THYSSENKRUPP, GERMANY’S LARGEST STEELMAKER:
“Climate protection goals can only be reached if all sectors contribute to lower greenhouse gas emissions. That’s why it makes sense to put a price on greenhouse gases also in the traffic and buildings sectors ... It can be an appropriate tool to cut emissions and speed up the transformation towards greenhouse gas neutrality. However, it significantly depends on how the chosen instruments are being implemented. The German economy’s international competitiveness must be preserved in any event.”
LUFTHANSA, GERMANY’S BIGGEST AIRLINE
“A significant increase in the air traffic tax ... weakens the competitive position of German airlines compared with international rivals,” a spokeswoman for Germany’s largest airline said.
“A real option to save CO2 in air traffic is the use of synthetic kerosene. The government should use proceeds from the air traffic tax for the market development of sustainable fuels.”
GERMAN UTILITY UNIPER:
“A national emission trading mechanism that runs separately from the European scheme can only be a first step. One of the key tasks of the new EU Commission will be to further develop the European climate policy in the areas of heat and traffic in a meaningful way.”
CARL MARTIN WELCKER, PRESIDENT OF GERMANY’S ENGINEERING ASSOCIATION VDMA:
“It was high time for the grand coalition to enter a CO2 pricing system that includes the traffic and buildings sectors. However, the prices per tonne of CO2 agreed for the coming years are too low and it takes too long.”
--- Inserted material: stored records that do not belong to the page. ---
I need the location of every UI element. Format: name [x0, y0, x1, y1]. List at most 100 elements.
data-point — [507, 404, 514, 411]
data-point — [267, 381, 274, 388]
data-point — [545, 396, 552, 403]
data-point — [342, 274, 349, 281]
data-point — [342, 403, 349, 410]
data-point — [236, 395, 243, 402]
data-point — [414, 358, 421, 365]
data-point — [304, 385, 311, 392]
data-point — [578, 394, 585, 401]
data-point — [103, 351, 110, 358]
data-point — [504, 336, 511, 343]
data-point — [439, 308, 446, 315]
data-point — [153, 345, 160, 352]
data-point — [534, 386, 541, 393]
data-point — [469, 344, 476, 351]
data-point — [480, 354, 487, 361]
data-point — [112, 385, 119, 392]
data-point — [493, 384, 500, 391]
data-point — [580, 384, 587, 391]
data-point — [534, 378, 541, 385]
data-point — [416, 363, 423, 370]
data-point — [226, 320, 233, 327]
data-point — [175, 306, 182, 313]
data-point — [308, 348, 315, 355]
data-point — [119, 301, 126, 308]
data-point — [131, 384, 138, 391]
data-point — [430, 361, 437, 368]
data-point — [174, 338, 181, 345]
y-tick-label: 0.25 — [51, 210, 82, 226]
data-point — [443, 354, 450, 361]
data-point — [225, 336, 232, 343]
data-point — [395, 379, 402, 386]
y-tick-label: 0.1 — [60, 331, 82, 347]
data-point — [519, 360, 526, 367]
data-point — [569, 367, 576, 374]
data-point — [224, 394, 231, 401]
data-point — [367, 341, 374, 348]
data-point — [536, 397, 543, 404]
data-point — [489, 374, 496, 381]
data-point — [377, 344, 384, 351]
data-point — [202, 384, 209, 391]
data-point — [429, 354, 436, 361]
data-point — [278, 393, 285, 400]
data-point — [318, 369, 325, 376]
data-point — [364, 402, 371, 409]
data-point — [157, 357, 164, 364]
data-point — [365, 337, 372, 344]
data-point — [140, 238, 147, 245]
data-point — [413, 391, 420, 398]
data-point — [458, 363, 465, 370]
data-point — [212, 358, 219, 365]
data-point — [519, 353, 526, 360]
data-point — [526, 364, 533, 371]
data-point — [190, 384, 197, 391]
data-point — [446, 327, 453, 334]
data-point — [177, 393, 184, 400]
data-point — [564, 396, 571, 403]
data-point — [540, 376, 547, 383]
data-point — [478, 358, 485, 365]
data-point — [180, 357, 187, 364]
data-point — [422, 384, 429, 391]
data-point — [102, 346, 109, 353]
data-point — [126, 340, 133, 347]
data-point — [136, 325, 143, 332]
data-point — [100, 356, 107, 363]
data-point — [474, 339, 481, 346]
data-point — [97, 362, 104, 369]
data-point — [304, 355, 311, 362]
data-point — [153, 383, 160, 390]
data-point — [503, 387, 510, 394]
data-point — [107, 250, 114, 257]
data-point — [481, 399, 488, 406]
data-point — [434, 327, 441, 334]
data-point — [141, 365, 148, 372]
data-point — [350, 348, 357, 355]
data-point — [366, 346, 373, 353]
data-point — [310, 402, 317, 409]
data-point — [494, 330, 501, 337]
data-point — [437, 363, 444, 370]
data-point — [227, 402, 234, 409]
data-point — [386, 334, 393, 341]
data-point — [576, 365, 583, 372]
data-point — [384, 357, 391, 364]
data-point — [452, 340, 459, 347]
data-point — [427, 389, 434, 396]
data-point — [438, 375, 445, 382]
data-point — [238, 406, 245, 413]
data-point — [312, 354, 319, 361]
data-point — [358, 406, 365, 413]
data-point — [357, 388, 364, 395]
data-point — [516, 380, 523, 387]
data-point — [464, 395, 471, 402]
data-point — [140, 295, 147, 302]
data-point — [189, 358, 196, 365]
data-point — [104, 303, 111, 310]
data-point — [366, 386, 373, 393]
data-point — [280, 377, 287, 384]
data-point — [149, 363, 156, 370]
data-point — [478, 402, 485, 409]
CHRISTIAN OSSIG, MANAGING DIRECTOR AT GERMAN BANKING ASSOCIATION BDB:
“The challenges of climate protection are so elementary and fundamental the government, the real economy and the banking industry need to work as one and jointly develop solutions.
“Against this backdrop, today’s resolutions are a step in the right direction. What matters most to the real economy is a reliable and workable way to price put a price on CO2.”